Today, our rail freight industry is a critical enabler of this continued success story. Having grown by 80 per cent in the decades since privatisation, it now provides the transport backbone for £30 billion of goods each year.

It’s a strong record, but the industry recognises it can and must go further. Only around one in four containers coming into our major ports continue their journey onwards by rail – yet we know every freight train used takes more than 30 lorries off our congested road network. And whilst the growth in global trade and domestic economic activity suggests a positive outlook for railfreight, we know that railfreight’s customer base is being driven by intense global competition to increase efficiency and agility in every part of their supply chain.

Challenge

In short, we need the capacity for more trains, better connections, and greater convenience for rail freight customers. The challenge, though, is how to create new opportunities to connect goods to markets when the rail network is already congested and competition for investment is intense.

Evidence is growing that the answer is digital. We know from international experience that replacing traditional lineside signalling – the biggest constraint on our network’s capacity – with its modern digital equivalent allows more trains to run closer together safely. For example, the Australian Rail Track Corporation is preparing for a doubling of freight demand in a country that already transports £50 million of raw material every day through its Advanced Train Management System, with the potential to triple capacity on the existing network.

Early analysis exploring the case to adopt digital signalling and Traffic Management in the UK is showing promising results. Initial analysis on a key mixed traffic route suggests that digital train control could unlock up to 40 per cent more capacity through headway reduction, and improve the reliability of the railway by up to 35 per cent. And to further the case for change, the capital cost for meeting demand via a digital solution could be up to 35 per cent lower than via a more conventional means.

Planning flexibility

These are promising findings. But more physical capacity for freight in future won’t help if it’s not also accompanied with the planning flexibility to make it available in the right place at the right time.

That’s why data is so important to achieving the benefits of a more digital railway. New digital tools that use better data about demand to drive smarter timetabling decisions will be needed to help position freight paths where our fast-moving economy needs them the most. This would be a big step from today, where many freight paths are predicated on operating characteristics and technical parameters established in the 1970s.

The potential of modern data- driven, decision-support tools goes beyond timetabling. It will be crucial to strategic investment decisions in the years ahead.

Creating a “single version of the truth” about the capability and geography of the network and its assets – which is being delivered by Network Rail’s ORBIS programme, new options will be created to make more effective decisions that will unlock optimal train weights, lengths and axle weights.

All of us own part of the answer for how we meet the challenges for freight through a more digital railway. It’s an agenda that will demand not just new technology, but business and behaviour change at terminals, in cab, on track and beyond.

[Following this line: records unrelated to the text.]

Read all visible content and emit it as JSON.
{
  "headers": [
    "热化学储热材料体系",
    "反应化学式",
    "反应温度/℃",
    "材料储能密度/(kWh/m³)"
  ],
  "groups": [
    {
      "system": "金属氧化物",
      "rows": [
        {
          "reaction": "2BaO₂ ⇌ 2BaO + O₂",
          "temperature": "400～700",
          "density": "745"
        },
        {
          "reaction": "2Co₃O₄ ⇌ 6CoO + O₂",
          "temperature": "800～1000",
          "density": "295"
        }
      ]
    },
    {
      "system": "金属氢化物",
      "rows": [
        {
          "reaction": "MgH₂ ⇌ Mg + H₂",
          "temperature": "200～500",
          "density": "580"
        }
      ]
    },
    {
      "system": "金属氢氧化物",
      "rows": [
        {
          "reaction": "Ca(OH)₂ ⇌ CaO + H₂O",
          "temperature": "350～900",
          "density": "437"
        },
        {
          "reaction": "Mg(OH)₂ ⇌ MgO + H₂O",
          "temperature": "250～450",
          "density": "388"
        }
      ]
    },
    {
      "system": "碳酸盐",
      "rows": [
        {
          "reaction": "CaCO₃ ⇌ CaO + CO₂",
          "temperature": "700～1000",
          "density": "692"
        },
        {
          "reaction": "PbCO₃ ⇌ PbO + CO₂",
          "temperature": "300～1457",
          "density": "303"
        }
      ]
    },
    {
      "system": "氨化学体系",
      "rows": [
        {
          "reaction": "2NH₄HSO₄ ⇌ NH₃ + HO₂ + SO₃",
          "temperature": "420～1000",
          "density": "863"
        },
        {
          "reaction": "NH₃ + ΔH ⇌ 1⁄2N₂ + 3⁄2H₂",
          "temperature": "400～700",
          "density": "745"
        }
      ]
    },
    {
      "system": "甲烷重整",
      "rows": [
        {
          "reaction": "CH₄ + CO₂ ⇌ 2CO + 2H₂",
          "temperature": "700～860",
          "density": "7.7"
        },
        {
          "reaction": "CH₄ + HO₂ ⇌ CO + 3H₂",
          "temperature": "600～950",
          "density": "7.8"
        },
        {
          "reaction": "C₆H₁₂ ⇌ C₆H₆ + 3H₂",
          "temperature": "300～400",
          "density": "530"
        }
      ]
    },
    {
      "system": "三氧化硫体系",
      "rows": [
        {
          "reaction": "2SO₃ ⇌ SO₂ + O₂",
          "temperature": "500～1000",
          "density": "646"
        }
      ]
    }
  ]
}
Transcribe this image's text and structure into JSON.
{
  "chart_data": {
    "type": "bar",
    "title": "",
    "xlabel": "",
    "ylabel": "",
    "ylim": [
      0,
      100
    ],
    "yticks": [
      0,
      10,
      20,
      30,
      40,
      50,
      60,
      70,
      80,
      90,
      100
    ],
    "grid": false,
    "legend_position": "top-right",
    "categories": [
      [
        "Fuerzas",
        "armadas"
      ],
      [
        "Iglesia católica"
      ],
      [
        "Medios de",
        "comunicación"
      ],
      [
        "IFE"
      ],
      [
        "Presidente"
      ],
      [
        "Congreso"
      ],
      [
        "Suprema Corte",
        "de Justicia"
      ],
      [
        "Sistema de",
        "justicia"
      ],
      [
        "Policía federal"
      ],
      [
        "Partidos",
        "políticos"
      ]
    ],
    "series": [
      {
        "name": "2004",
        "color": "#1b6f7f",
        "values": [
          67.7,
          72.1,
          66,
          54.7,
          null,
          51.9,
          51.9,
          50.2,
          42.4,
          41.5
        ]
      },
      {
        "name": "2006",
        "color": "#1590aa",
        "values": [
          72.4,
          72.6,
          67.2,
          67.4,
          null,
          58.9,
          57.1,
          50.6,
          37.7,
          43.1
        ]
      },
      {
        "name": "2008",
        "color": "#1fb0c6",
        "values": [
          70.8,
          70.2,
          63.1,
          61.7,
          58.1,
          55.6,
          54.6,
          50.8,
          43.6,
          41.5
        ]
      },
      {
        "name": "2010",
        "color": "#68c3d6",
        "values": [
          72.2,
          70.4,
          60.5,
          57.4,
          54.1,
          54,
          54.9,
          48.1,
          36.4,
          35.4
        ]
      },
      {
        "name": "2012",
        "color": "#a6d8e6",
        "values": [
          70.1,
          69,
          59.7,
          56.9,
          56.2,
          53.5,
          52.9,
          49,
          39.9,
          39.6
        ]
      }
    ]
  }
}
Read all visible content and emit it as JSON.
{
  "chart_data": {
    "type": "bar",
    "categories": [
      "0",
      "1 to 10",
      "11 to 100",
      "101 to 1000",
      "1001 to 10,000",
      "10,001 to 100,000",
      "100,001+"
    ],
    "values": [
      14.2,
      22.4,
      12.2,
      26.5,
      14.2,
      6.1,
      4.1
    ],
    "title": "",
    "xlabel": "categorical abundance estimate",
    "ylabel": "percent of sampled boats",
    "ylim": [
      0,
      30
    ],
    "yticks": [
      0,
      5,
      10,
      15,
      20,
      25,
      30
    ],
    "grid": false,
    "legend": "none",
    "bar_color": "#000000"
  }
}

That’s why Network Rail and its stakeholders in the public and private sectors are supporting a new initiative, the Digital Railway programme, to forge the whole-industry strategy needed to achieve it. Change won’t happen overnight, but important early analysis has given the initiative the green-light to start development of concrete reform proposals.

We’re looking forward to working with everyone in the freight industry to help ensure we seize the fantastic opportunity that this represents to support the GB economy in the years ahead.